A queima, no século XVI, do holandês anabatista Anneken Hendriks, que foi acusado de heresia pela Inquisição espanhola

Os ‘desigrejados’ ou os que não querem mais saber de igrejas

Por

Erivaldo Alves
07/03/2020 |1:48:27 AM

Em 2010 o Instituto Brasileiro de Geografia e Estatística (IBGE) registrou no censo o contingente de quatro milhões de brasileiros que se declararam evangélicos sem vínculos institucionais ou ‘desigrejados’, sem igrejas.

“Esse movimento atual, surpreendentemente, não está deflagrado por intelectuais ou céticos, mas por cristãos que fazem e ou já fizeram parte de alguma igreja cristã” (Idauro Campos, BV Films Editora, Niterói – RJ, 2017).

Os teóricos desse “movimento dos sem igrejas”, o norte americano Frank Viola e o brasileiro Caio Fábio, dizem que ele denuncia os caminhos que o cristianismo tomou com a hierarquização, o formalismo e os escândalos de suas lideranças envolvendo dinheiro, sexo e poder. Por outro lado, autores como Zygmunt Bauman explicam esse fenômeno pela visão de uma sociedade líquida nessa pós-modernidade. As certezas da Idade Média viraram incertezas na atualidade.

“São milhões os feridos em nome de Deus”, diz Marília César Camargo (São Paulo, Mundo Cristão, 2005). Mas um dos focos do movimento gira em torno do descontentamento à tríade: templo, sacerdotes e sermões. Afirmam: “Nada têm com os ensinos de Jesus”.

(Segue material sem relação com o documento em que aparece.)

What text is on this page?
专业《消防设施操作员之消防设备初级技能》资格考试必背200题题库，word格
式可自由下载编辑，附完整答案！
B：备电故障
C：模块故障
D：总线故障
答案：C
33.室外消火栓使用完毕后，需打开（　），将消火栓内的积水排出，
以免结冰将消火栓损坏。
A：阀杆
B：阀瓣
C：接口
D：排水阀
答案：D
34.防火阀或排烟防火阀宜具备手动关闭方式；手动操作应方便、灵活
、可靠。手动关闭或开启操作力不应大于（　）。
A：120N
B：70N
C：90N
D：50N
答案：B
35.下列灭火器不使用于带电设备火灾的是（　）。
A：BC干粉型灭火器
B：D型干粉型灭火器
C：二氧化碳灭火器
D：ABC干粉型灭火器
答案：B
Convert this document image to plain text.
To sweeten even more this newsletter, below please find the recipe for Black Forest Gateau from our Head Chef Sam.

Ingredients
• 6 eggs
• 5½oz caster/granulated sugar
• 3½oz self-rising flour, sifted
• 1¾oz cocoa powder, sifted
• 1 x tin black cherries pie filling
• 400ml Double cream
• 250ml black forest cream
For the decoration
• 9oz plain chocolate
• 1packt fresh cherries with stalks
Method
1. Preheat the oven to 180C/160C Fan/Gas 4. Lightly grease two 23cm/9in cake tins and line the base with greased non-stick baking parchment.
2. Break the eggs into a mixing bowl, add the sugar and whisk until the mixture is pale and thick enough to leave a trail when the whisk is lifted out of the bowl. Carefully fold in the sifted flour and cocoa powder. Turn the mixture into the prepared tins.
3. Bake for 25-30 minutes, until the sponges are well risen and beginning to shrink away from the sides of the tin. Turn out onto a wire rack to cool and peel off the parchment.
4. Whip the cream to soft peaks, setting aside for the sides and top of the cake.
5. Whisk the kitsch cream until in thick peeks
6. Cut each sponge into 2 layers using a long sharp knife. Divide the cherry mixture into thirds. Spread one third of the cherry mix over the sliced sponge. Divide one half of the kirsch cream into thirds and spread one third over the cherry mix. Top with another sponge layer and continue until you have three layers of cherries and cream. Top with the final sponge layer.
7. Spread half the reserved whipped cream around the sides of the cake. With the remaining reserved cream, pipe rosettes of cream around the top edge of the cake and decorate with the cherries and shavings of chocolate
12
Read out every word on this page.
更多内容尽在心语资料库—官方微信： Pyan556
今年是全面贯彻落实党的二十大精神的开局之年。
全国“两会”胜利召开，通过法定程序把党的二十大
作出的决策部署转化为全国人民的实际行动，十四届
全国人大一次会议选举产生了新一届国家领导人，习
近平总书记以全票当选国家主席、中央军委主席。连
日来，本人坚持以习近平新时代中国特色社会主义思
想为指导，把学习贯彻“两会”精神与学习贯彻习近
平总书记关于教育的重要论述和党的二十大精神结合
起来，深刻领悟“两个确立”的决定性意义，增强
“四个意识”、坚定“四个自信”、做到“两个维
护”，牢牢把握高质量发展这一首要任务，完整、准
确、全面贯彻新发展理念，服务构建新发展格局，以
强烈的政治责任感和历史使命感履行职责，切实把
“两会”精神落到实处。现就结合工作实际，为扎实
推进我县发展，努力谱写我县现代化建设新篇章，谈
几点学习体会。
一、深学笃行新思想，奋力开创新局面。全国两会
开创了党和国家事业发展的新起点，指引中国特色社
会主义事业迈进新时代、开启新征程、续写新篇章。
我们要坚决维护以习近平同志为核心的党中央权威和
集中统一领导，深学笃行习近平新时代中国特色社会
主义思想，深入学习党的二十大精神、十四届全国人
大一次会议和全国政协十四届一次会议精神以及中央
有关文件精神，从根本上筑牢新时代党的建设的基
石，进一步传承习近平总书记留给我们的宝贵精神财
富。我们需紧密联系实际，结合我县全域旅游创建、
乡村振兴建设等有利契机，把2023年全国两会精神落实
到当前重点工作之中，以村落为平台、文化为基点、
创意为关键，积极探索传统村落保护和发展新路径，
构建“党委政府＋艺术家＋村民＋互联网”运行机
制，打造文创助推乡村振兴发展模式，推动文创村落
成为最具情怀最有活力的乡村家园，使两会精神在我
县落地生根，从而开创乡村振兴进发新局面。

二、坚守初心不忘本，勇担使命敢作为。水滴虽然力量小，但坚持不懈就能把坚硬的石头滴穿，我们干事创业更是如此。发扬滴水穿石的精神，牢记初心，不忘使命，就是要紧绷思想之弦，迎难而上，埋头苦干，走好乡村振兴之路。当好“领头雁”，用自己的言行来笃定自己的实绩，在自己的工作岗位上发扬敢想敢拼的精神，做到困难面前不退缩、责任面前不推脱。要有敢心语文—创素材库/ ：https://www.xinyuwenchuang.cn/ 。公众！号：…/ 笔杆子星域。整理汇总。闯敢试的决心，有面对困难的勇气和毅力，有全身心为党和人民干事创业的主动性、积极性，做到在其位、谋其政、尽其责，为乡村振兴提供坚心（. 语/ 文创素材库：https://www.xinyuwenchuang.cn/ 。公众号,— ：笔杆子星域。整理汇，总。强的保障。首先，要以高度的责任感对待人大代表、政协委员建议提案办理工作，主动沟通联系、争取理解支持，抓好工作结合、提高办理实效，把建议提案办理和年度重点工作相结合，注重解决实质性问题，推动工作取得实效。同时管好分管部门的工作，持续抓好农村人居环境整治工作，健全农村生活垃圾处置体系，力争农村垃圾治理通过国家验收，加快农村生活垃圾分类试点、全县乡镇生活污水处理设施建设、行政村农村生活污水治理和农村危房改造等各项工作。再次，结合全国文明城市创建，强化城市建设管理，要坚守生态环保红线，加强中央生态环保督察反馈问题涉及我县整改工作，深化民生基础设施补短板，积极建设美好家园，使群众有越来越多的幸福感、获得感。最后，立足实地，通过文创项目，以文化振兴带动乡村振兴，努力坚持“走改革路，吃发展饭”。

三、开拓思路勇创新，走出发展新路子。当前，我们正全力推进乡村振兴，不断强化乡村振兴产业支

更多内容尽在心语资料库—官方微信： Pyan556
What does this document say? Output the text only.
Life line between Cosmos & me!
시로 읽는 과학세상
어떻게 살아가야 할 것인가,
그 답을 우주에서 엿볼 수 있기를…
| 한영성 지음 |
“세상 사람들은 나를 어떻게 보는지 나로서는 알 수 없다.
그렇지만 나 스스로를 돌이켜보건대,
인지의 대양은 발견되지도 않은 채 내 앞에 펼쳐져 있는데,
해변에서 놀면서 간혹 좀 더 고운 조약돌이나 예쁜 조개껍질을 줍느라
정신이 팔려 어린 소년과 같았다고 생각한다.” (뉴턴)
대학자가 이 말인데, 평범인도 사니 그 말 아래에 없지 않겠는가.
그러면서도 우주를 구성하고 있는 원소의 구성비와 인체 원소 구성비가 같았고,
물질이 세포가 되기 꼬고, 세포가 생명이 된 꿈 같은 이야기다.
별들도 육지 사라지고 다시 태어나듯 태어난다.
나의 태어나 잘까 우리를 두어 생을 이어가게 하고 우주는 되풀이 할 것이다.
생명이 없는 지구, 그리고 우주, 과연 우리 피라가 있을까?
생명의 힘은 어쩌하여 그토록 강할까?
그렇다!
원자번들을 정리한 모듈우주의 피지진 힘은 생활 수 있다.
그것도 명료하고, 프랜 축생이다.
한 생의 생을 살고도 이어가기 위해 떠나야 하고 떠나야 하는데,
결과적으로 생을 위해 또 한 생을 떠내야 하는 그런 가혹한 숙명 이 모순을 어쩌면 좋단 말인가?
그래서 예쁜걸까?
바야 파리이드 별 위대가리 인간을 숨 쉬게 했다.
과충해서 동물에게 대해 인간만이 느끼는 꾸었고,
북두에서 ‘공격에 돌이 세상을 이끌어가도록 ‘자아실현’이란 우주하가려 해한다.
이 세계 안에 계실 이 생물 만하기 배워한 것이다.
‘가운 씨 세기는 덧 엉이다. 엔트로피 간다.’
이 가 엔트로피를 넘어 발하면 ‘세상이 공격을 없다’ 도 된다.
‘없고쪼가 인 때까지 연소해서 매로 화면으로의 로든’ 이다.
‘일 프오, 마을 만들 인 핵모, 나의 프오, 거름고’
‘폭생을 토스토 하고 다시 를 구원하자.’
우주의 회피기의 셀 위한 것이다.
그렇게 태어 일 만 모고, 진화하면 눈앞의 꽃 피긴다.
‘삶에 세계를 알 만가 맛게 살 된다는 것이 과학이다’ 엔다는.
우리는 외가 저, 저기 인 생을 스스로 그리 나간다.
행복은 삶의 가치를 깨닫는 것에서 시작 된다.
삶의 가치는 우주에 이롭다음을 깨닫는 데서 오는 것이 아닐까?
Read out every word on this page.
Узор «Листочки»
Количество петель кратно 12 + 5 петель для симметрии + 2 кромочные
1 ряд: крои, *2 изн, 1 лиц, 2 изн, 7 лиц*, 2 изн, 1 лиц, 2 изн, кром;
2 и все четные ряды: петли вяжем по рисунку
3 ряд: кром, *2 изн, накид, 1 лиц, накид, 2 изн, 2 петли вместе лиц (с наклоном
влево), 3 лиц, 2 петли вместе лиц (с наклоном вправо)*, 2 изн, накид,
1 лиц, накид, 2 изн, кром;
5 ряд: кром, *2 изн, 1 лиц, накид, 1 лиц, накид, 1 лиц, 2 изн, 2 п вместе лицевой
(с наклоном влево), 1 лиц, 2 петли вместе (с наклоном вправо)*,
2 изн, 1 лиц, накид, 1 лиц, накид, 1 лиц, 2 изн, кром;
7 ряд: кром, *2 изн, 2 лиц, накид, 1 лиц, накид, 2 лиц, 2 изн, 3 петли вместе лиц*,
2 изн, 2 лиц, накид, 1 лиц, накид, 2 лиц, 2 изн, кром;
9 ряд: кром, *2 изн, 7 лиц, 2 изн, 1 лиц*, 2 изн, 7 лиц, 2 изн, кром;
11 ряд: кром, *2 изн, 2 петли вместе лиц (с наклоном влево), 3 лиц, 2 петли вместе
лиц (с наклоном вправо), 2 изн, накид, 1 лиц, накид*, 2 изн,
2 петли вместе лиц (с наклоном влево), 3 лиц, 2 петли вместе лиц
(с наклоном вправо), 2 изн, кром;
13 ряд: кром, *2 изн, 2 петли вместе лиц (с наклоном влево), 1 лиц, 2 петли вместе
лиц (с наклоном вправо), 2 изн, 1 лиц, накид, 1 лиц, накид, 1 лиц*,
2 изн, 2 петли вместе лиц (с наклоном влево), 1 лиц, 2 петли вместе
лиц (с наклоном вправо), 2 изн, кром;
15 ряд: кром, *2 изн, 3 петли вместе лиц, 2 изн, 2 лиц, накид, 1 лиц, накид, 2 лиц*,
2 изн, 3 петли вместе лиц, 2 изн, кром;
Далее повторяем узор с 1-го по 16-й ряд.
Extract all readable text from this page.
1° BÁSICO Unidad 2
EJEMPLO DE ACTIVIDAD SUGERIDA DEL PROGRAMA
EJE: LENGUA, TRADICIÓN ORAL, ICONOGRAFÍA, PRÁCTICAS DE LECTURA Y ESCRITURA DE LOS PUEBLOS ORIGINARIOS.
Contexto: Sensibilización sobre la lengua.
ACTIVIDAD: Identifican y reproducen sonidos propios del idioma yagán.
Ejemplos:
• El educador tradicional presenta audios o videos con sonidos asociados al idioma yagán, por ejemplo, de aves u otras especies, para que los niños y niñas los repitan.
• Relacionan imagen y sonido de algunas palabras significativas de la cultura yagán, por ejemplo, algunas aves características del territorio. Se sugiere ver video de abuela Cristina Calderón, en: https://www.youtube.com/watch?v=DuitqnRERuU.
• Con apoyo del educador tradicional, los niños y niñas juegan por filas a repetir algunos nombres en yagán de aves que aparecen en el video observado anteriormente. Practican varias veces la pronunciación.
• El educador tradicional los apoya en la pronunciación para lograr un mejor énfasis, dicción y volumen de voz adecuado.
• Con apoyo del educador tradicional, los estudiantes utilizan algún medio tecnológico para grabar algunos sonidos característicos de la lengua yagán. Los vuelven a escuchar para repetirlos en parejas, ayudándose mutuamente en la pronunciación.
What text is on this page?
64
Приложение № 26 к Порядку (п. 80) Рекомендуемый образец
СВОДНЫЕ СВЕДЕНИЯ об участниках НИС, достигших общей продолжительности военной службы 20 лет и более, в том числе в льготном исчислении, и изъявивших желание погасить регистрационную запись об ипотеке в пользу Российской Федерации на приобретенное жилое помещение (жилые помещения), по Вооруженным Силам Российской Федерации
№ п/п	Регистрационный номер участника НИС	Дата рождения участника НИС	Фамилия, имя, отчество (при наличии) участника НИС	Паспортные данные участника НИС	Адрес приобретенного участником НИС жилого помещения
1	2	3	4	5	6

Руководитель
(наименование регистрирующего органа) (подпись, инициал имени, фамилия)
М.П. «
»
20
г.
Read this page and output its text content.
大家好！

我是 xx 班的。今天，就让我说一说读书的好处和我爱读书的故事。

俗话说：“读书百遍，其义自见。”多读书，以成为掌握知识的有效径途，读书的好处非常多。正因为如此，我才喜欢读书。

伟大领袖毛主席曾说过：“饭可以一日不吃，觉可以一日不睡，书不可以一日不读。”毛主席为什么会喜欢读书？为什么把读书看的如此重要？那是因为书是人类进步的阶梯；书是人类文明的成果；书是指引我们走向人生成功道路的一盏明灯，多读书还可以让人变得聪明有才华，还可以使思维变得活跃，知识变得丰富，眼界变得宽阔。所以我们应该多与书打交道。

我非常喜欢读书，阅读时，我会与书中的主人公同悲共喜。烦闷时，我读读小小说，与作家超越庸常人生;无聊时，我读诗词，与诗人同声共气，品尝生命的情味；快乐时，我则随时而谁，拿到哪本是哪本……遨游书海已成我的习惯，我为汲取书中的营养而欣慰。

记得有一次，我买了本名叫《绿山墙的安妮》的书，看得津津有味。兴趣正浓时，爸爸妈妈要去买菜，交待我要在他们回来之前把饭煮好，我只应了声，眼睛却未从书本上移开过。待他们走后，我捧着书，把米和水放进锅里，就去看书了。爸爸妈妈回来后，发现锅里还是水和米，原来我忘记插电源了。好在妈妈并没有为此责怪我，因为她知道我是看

Frank Viola explica: “Uma fé que se reunia em humildes estruturas passou de repente a ser abrigada por magníficos edifícios públicos. A nova Igreja de são Pedro, em Roma, teve como modelo a forma de basílica usada para os salões do trono imperial” (Cristianismo Pagão, São Paulo, Abba Press, 2008).

“São milhões os

feridos em

nome de Deus”
Marília César Camargo
(São Paulo, Mundo Cristão, 2005).

É fato que os ‘desigrejados’ chamam a atenção da mídia cristã e também secular, mas que está longe de ser uma novidade na história da igreja, pois no decorrer de dois mil anos desta, não foram poucas as tentativas de ruptura com o seguimento da igreja majoritária da igreja cristã. Só pra citar – o montanismo em 155 d.C, que advertia quanto ao formalismo e a liderança sem direção divina no seio da igreja; os pais do deserto, também chamados monges dos deserto, no IV século, que se revoltaram contra a adesão do cristianismo ao imperador Constantino (272-377); os anabatistas, do século XVI, que desejavam distinção entre a igreja e o Estado e não se consideravam nem católicos e nem protestantes (na imagem acima de destaque um registro da queima no século XVI do holandês anabatista Anneken Hendriks, que foi acusado de heresia pela Inquisição espanhola.) Reuniam-se em casas abandonadas, em barcos, em matas e negavam-se a se submeter à liderança oficial, como também não aceitavam a prática do dízimo.

A síntese que se chega frente ao exposto é a seguinte: a igreja despida de toda organização e materialidade é algo utópico. O templo, o dia santo, os sacerdotes, não são obstáculos asfixiantes para a vida da igreja. O problema não está nas formas, mas, sim, no homem que as valorizam além de sua real importância. Muitos dos grupos de ‘desigrejados’ se dissolvem pela falta de uma simples estrutura funcional. A crise de pertencimento, o relativismo, o pluralismo influenciam a todos nós dentro ou fora da igreja.

*Erivaldo Alves é pastor Batista com formação nas áreas Teológica, Filosófica, Gestão Escolar e Capelania. É membro da Academia Cabense de Letras.